Também não prospera a alegação de que a terceirização gerará novos postos de trabalho etc. Ao mesmo tempo em que se decide a ADPF 324 uma grande empresa aérea comunica a demissão de 1300 de seus empregados que serão substituídos por trabalhadores terceirizados.
Os contextos multifacetários que envolvem a temática necessitam de estudo aprofundado, não se limita ao olhar jurídico ou político. Esta questão alcança os Direitos Humanos e, como não poderia deixar de ser, os reflexos da adoção de retrocessos maiores suportam transformações que devem ser de conhecimento de toda sociedade brasileira.
Sob análise jurídica, indefensável a terceirização da atividade fim e, sob o argumento da livre iniciativa e desenvolvimento econômico, outra conclusão não há de que a redução salarial traz efeitos diretos sobre o mercado de trabalho, já que para a riqueza circular é necessário sujeito capaz de consumir, logo, bem remunerado.
A terceirização enraíza o mal maior entre a classe trabalhadora que é a desunião, a desconstrução, promove a divisão dos trabalhadores em contratados diretamente e terceirizados, retirando-lhes a condição de reconhecimento como classe.
O terceirizado é um estigmatizado, começa e termina em si mesmo, conhecido como uma coisa e não por sua qualificação técnica, é apenas e tão somente um terceirizado com refeitório, plano de saúde diferenciados dos empregados da tomadora de serviços, afinal, pertencem a outro tipo de trabalhador.
O capital aniquila o principal e, talvez, o único elemento que o trabalhador possui para fazer frente à força do capital que é a união. E cria-se uma disputa interna, uma concorrência entre o trabalhador diretamente contratado e aquele terceirizado, que almeja fazer parte dos quadros da empresa. As diversas questões como as disparidades salariais, condições do ambiente de trabalho, assédio moral coletivo, deixam de ser identificadas como questões comuns (como já ocorre em ambientes invadidos pela terceirização).
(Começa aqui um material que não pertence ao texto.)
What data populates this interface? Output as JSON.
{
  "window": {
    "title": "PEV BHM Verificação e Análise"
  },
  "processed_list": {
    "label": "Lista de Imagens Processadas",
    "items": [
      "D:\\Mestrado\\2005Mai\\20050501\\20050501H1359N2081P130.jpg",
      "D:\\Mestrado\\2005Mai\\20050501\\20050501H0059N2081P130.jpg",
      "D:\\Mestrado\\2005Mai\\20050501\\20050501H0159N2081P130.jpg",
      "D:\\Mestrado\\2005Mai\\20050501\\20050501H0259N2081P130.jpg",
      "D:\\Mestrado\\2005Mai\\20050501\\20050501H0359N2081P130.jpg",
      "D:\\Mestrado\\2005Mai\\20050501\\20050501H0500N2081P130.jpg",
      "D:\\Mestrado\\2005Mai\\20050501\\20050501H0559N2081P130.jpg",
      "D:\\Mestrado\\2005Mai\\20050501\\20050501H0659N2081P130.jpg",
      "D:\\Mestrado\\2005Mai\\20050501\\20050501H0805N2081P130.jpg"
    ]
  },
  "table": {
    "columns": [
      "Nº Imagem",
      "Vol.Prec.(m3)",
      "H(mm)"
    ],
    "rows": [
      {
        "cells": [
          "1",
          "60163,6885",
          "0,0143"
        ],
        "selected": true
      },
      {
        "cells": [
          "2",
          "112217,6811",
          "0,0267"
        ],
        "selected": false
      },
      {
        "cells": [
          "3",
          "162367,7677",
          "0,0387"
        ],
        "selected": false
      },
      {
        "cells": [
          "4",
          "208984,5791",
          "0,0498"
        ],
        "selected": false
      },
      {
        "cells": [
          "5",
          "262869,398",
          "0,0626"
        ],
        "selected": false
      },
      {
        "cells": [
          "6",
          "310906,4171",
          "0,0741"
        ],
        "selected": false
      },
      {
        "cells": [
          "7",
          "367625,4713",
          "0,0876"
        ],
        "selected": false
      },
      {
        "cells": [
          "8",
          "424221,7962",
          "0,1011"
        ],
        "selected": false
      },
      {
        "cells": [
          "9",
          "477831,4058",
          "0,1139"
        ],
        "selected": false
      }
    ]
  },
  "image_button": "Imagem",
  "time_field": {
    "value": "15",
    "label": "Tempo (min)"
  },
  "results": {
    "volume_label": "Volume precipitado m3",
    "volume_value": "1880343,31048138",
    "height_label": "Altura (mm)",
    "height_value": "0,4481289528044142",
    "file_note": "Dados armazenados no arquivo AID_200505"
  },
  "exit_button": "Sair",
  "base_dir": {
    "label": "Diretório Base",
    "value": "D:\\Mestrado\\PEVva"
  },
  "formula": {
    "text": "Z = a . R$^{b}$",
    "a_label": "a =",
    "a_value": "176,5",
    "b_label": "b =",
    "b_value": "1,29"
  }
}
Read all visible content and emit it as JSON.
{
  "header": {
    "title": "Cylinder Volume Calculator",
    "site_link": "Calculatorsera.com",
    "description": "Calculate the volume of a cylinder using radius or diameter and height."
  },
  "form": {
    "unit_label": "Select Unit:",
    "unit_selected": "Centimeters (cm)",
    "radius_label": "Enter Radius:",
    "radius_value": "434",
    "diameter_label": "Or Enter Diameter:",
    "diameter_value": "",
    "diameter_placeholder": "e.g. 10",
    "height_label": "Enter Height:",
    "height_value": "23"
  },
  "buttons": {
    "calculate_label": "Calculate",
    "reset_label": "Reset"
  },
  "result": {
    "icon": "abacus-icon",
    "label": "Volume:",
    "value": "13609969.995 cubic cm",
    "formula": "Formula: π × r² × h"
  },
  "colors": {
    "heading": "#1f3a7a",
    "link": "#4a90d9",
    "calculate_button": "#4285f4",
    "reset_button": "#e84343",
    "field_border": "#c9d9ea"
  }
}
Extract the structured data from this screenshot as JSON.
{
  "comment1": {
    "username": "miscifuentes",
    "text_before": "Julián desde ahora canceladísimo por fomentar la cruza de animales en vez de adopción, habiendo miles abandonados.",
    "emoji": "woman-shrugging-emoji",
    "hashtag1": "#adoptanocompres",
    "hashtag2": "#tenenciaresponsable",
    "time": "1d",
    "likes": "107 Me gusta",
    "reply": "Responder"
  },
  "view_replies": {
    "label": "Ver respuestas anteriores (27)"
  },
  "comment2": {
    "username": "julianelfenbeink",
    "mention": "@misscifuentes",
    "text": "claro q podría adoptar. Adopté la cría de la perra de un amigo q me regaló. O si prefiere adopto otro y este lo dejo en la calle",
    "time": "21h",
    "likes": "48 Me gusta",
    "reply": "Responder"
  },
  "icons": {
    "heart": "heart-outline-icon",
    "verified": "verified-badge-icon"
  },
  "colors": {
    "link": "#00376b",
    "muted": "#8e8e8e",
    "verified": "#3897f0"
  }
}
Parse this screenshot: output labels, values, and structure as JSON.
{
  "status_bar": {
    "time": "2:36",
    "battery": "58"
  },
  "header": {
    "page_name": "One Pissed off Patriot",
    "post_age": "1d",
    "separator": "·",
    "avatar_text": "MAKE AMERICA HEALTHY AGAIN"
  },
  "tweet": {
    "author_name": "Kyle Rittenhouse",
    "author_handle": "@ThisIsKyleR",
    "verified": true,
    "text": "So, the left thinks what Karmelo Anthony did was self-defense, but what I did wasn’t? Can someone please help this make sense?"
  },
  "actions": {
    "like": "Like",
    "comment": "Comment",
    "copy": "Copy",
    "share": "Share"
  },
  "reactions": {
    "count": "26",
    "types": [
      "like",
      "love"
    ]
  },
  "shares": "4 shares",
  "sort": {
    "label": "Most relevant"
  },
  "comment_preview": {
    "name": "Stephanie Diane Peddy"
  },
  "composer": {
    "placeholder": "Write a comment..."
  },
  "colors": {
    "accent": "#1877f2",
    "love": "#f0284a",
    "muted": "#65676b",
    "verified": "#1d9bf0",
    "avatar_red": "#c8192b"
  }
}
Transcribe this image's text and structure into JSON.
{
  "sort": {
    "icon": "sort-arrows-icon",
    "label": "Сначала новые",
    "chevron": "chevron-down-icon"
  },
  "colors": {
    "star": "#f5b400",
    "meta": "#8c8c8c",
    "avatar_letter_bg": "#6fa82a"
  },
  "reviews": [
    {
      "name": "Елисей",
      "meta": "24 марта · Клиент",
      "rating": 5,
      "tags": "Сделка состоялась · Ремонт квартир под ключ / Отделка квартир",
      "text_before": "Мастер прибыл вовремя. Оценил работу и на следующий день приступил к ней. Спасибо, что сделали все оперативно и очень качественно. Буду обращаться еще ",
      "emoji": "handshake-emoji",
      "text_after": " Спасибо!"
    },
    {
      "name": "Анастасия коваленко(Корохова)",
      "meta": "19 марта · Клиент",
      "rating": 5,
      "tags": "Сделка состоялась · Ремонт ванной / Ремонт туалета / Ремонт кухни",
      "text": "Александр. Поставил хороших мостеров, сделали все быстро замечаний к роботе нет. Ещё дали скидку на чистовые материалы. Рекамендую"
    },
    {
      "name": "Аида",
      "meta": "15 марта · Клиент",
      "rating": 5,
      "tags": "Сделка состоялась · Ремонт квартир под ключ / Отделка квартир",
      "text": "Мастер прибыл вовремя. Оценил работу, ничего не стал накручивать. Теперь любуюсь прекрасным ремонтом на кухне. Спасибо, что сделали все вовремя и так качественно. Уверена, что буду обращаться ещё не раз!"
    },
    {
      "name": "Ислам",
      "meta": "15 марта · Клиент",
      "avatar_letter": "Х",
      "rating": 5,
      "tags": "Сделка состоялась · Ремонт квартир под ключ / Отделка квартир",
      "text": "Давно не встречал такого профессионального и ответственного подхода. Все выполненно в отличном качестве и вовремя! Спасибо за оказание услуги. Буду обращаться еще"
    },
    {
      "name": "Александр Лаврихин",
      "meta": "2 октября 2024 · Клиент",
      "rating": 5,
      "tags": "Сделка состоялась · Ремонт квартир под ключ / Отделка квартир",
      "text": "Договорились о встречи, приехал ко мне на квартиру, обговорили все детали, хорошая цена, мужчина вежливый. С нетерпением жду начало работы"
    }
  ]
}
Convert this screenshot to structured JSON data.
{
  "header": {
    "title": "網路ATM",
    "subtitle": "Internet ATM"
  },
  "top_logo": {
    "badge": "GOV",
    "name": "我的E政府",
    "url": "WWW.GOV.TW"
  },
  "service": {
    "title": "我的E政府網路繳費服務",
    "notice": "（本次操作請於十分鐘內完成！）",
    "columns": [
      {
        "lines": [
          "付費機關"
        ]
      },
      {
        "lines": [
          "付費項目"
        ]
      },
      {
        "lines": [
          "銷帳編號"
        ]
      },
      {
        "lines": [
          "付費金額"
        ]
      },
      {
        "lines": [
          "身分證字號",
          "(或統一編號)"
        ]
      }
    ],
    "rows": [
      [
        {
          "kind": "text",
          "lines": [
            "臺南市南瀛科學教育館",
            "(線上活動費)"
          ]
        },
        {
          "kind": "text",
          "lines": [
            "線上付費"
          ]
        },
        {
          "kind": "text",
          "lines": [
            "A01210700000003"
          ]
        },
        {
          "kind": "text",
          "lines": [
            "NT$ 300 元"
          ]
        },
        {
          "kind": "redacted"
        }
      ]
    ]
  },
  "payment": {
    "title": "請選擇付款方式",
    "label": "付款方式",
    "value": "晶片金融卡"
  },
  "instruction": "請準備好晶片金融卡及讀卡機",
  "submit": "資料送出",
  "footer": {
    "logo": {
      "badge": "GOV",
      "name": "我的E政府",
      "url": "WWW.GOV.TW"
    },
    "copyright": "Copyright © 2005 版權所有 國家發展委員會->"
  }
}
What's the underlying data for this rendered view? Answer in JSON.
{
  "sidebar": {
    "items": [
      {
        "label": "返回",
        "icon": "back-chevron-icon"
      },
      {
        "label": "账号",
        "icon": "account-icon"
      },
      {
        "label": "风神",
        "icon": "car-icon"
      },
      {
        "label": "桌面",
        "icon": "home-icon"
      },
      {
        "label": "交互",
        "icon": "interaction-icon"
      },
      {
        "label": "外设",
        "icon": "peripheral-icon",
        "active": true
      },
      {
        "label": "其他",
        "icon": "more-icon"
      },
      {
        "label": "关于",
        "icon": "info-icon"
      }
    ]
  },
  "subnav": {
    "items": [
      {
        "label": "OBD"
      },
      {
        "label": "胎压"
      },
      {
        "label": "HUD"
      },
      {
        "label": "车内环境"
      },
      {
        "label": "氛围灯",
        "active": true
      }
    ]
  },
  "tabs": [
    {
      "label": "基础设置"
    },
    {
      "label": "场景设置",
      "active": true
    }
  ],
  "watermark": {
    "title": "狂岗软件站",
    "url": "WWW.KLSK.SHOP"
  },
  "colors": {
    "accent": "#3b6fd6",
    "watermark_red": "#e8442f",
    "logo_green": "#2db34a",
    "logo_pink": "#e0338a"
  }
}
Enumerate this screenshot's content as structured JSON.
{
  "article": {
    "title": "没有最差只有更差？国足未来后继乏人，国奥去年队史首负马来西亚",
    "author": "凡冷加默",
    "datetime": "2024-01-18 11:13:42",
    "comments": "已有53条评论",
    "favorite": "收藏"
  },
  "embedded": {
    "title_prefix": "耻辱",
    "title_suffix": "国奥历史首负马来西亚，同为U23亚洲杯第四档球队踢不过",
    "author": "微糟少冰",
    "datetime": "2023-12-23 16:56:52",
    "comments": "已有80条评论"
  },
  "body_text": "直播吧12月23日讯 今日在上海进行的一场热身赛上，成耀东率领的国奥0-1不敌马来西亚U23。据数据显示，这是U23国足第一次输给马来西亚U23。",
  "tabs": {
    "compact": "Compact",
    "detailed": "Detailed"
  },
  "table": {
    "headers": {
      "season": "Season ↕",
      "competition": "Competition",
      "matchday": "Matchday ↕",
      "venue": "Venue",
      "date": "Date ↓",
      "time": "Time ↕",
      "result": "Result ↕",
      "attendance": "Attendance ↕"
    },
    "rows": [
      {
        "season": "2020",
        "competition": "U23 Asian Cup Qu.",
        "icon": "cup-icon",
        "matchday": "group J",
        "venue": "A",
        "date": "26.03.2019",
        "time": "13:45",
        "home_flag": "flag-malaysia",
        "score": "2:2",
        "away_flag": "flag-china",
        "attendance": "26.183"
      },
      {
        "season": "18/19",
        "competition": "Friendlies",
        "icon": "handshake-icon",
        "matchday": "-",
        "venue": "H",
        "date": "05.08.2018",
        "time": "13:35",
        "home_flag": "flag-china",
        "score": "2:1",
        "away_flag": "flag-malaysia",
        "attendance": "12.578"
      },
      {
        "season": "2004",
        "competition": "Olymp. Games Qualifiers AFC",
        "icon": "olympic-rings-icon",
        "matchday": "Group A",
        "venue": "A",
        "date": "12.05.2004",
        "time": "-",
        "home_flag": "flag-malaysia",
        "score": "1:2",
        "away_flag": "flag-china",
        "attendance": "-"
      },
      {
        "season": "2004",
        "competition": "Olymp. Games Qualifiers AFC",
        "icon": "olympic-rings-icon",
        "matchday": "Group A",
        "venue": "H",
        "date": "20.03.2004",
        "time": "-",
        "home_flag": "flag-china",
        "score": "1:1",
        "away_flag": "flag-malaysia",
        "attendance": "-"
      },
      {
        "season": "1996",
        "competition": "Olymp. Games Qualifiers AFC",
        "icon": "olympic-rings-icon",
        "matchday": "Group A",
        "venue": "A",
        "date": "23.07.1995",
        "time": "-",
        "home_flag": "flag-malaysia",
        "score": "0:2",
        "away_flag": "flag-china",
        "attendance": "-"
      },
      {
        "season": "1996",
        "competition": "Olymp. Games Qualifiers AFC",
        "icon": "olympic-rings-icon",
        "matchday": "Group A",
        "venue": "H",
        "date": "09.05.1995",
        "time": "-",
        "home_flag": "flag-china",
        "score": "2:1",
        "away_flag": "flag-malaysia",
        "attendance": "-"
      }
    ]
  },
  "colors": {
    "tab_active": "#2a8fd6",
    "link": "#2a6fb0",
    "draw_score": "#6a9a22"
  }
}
A Carta Magna de 1988, insere os direitos trabalhistas no capítulo dos direitos e garantias fundamentais, fixando parâmetros mínimos que, como o próprio caput do art. 7º refere textualmente, não exclui outros que promovam a melhoria da condição social.
Em leitura hermenêutica, é evidente a evolução da função do Direito, com a criação de normas tipicamente trabalhistas onde figura como sujeito de direitos, consumidor e constituinte de uma sociedade que se pretende viável.
Nessa medida, declarar a constitucionalidade de terceirizar atividade fim precarizando as relações de trabalho, seja no âmbito público ou privado, caracteriza ofensa literal ao projeto de sociedade insculpido na Constituição.

As opiniões expressas no artigo não refletem, necessariamente, o posicionamento da diretoria do SEEB/VCR.